Former Georgian President Mikheil Saakashvili, who is also a former governor of Ukraine’s Odesa region, has accused the authorities of Georgia and Ukraine of planning to accuse of planning a coup in Georgia.

Saakashvili wrote on Facebook on Saturday that the Georgian authorities “in complete coordination with officials in Ukraine” were planning to make the accusation soon.

“They promised [Ukrainian President Petro] Poroshenko that they would file the charges before September 10,” he wrote.

Saakashvili said the charges would give Ukrainian authorities “a legal basis” for detaining him if he entered Ukraine.

He added that the charges were risible and politically motivated.

Earlier the same day, Nika Gvaramia, the head of Georgia’s Rustavi-2 television, said he believed charges of plotting a coup might be filed against Saakashvili.

Background

Saakashvili, 49, once a lauded pro-Western reformist, served two terms as Georgia’s president, from January 2004 to November 2013.

His popularity declined toward the end of his second term, in part because of a five-day war with Russia during which Moscow’s forces drove deep into the South Caucasus country, and his long-ruling party was voted out of power in a 2012 parliamentary election.

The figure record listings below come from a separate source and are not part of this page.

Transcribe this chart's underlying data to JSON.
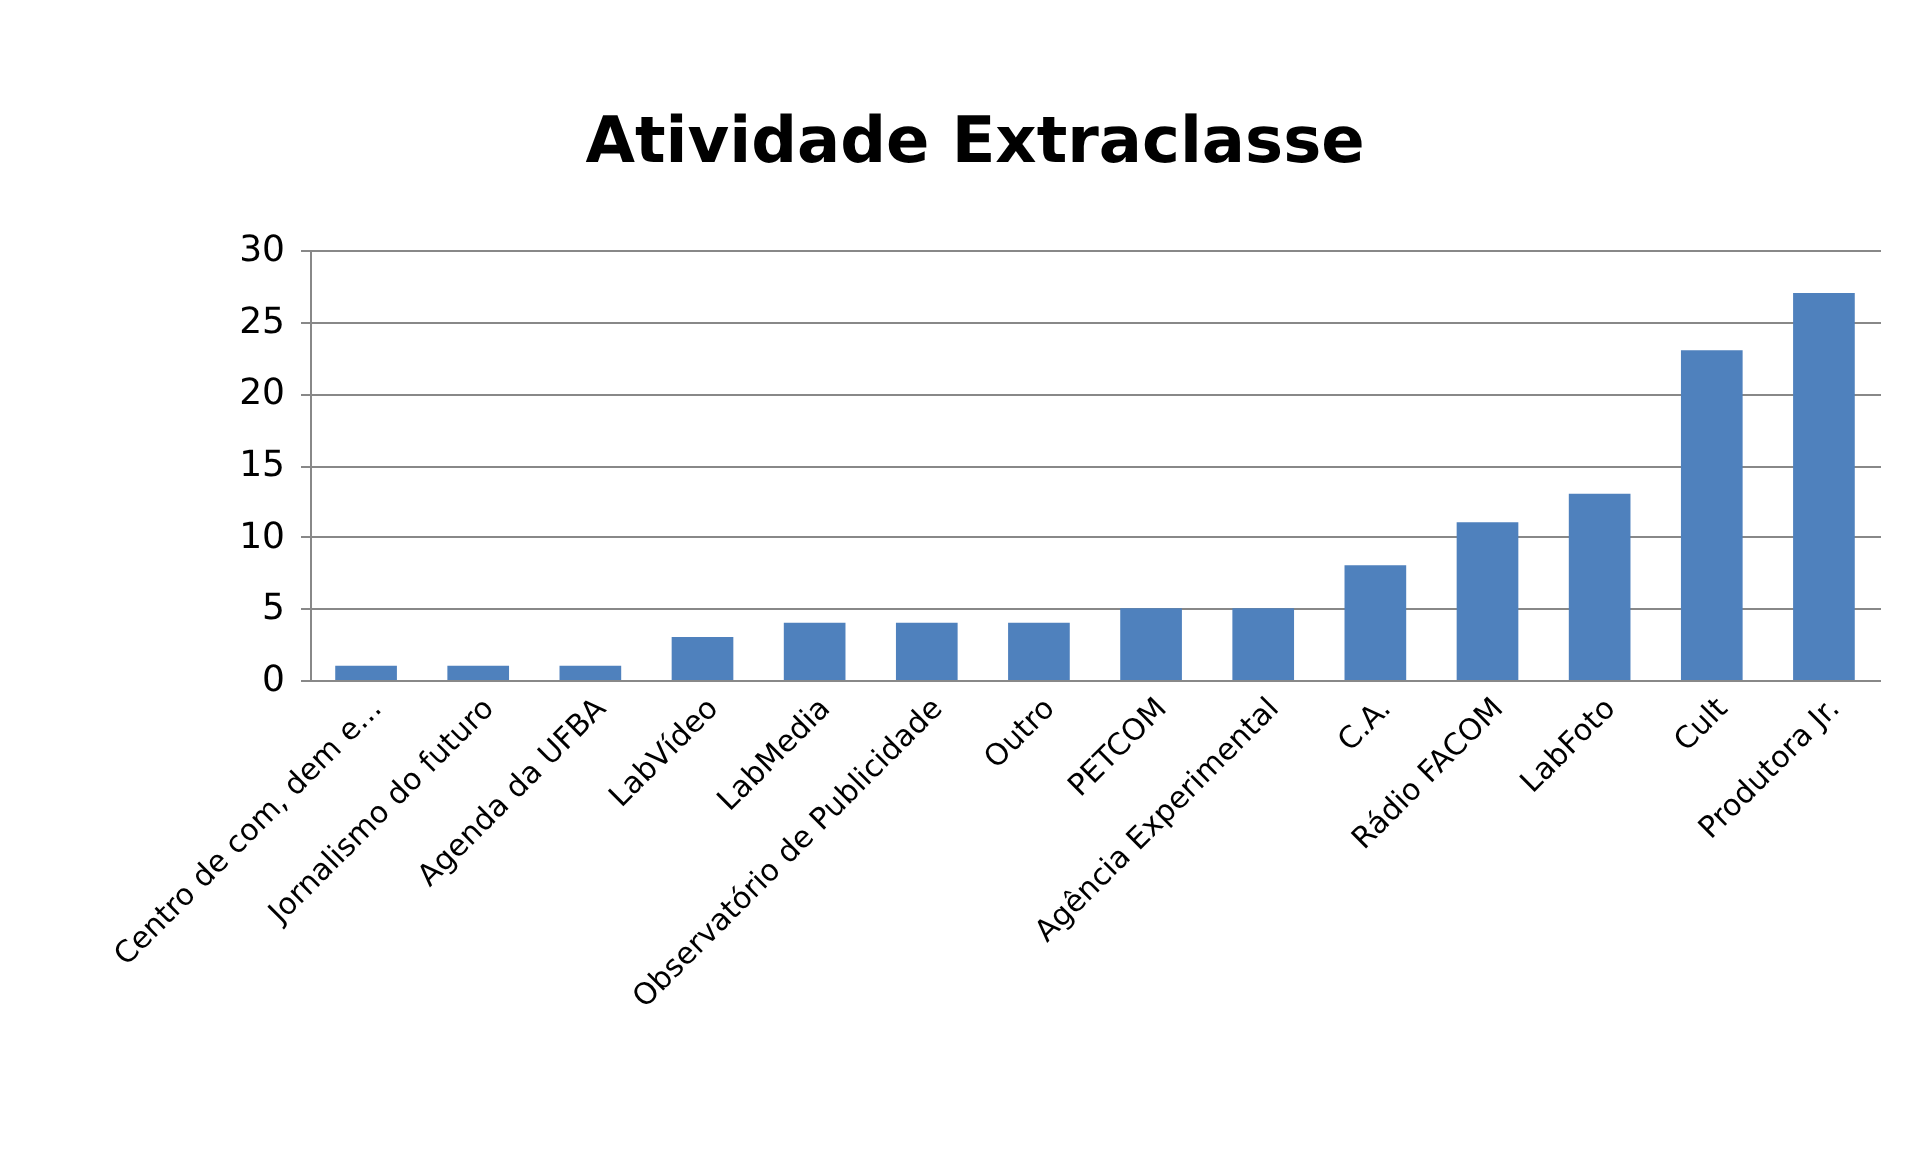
{
  "chart_data": {
    "type": "bar",
    "title": "Atividade Extraclasse",
    "categories": [
      "Centro de com, dem e...",
      "Jornalismo do futuro",
      "Agenda da UFBA",
      "LabVídeo",
      "LabMedia",
      "Observatório de Publicidade",
      "Outro",
      "PETCOM",
      "Agência Experimental",
      "C.A.",
      "Rádio FACOM",
      "LabFoto",
      "Cult",
      "Produtora Jr."
    ],
    "values": [
      1,
      1,
      1,
      3,
      4,
      4,
      4,
      5,
      5,
      8,
      11,
      13,
      23,
      27
    ],
    "color": "#4f81bd",
    "ylim": [
      0,
      30
    ],
    "yticks": [
      0,
      5,
      10,
      15,
      20,
      25,
      30
    ],
    "grid": "y"
  }
}
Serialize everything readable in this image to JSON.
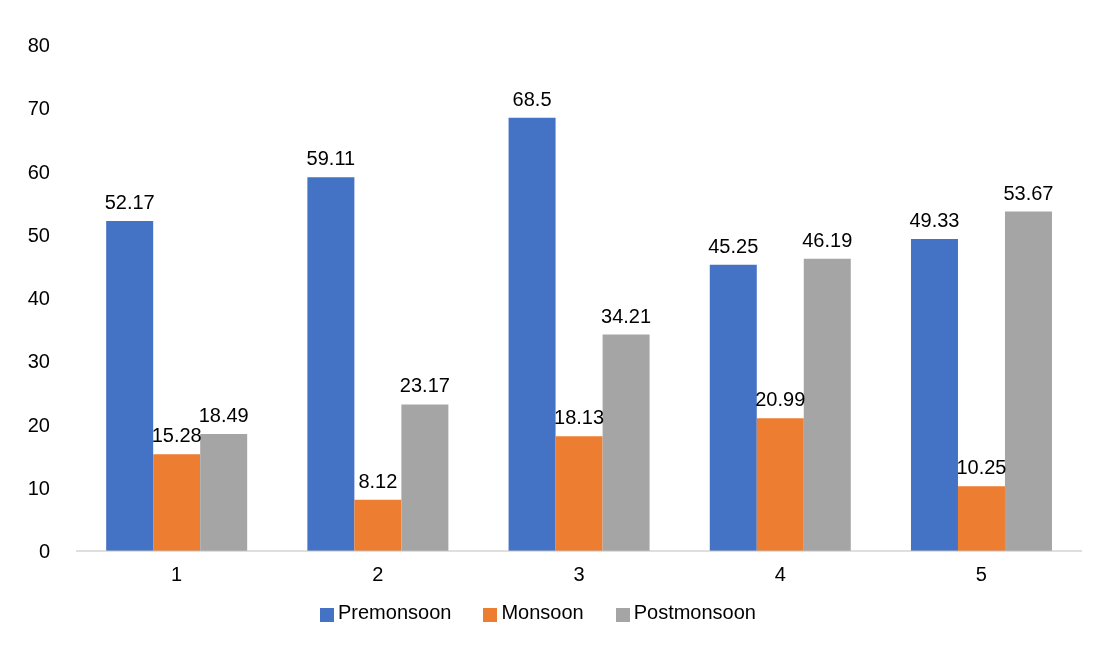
{
  "chart_data": {
    "type": "bar",
    "categories": [
      "1",
      "2",
      "3",
      "4",
      "5"
    ],
    "series": [
      {
        "name": "Premonsoon",
        "color": "#4472c4",
        "values": [
          52.17,
          59.11,
          68.5,
          45.25,
          49.33
        ]
      },
      {
        "name": "Monsoon",
        "color": "#ed7d31",
        "values": [
          15.28,
          8.12,
          18.13,
          20.99,
          10.25
        ]
      },
      {
        "name": "Postmonsoon",
        "color": "#a5a5a5",
        "values": [
          18.49,
          23.17,
          34.21,
          46.19,
          53.67
        ]
      }
    ],
    "ylim": [
      0,
      80
    ],
    "yticks": [
      0,
      10,
      20,
      30,
      40,
      50,
      60,
      70,
      80
    ],
    "grid": false,
    "legend": "bottom",
    "data_labels": true
  }
}
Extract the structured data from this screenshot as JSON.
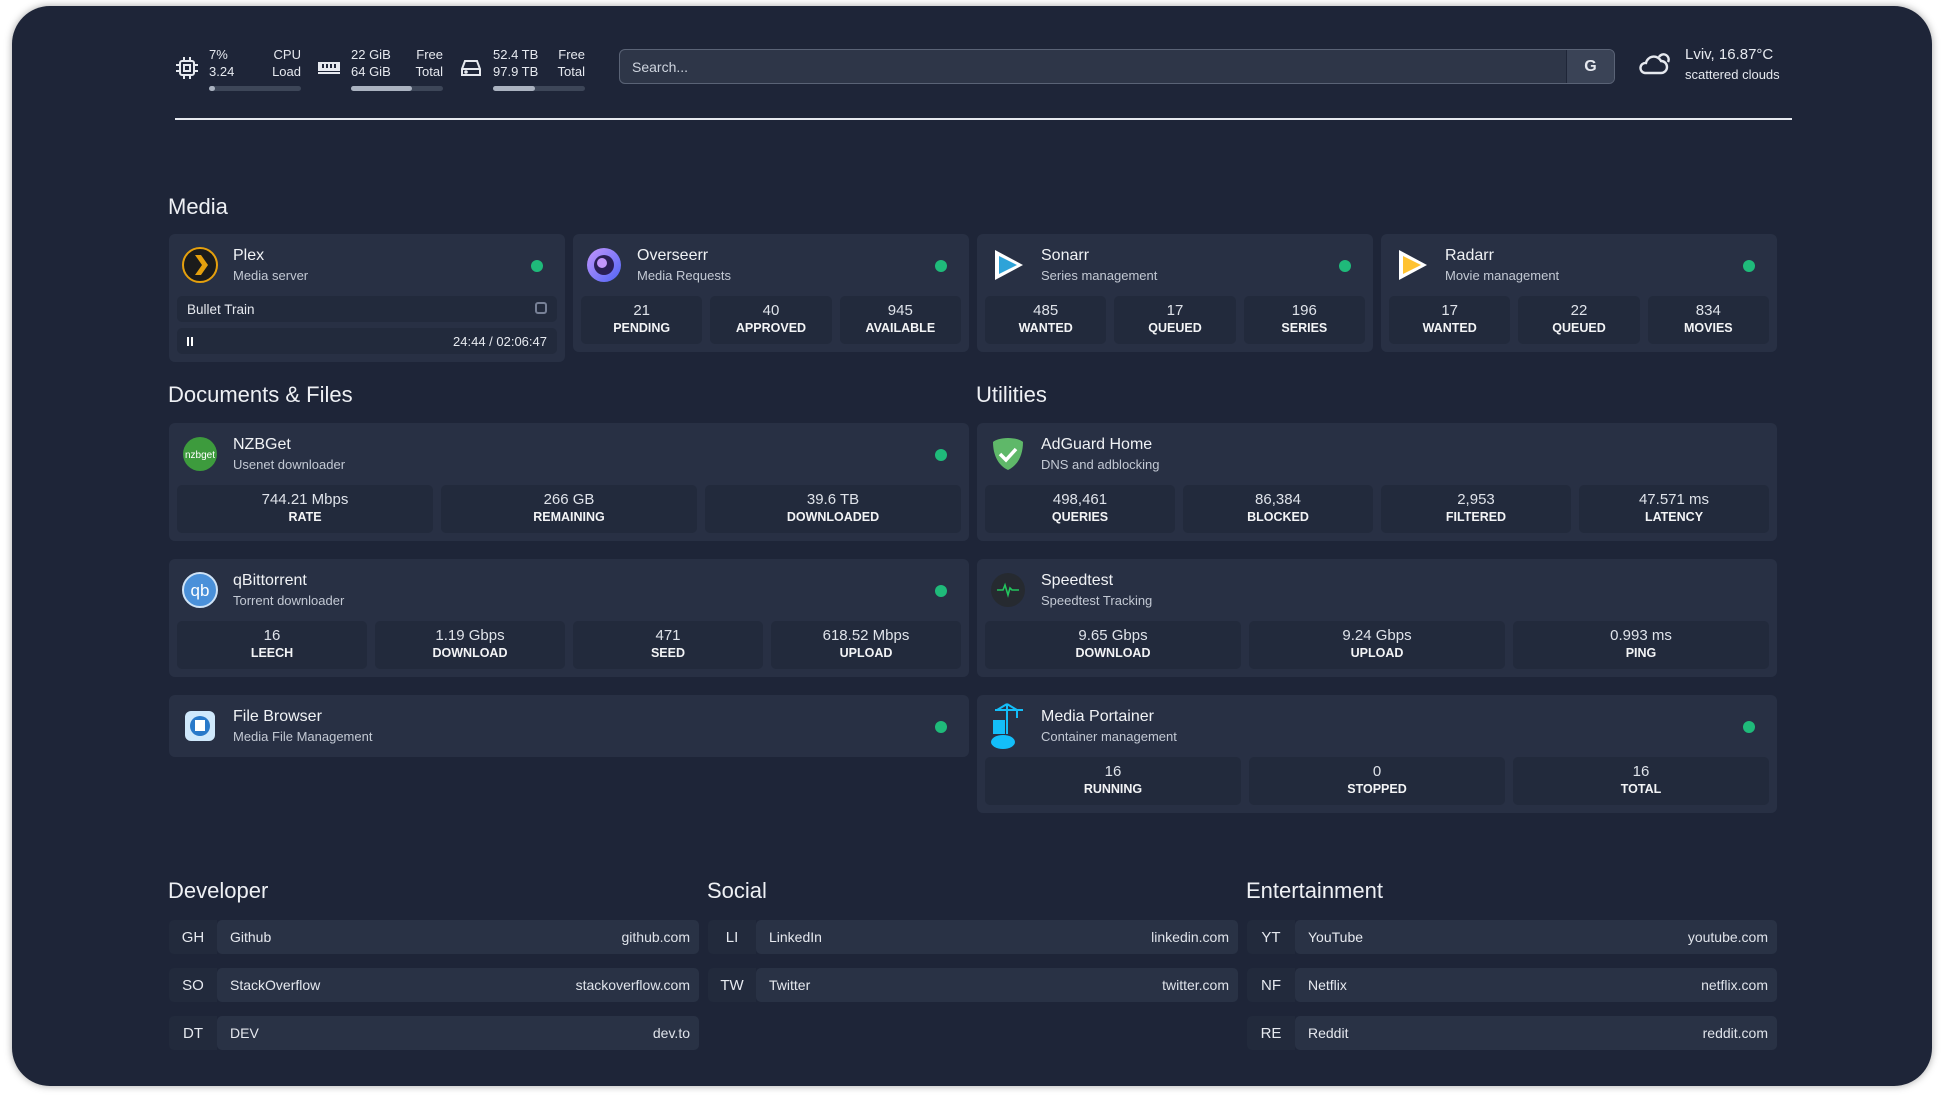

In 2015, Saakashvili forfeited his Georgian citizenship by accepting an offer from his old college friend, Poroshenko, to become governor of Ukraine’s southwestern Odessa Oblast province — a post that required Ukrainian citizenship.

Saakashvili, who harbors Ukrainian political ambitions, resigned as governor of Odessa in November 2016, complaining of official obstruction and corruption. He accused Poroshenko of dishonesty and said his central government had sabotaged democratic reforms required for membership to the European Union and NATO.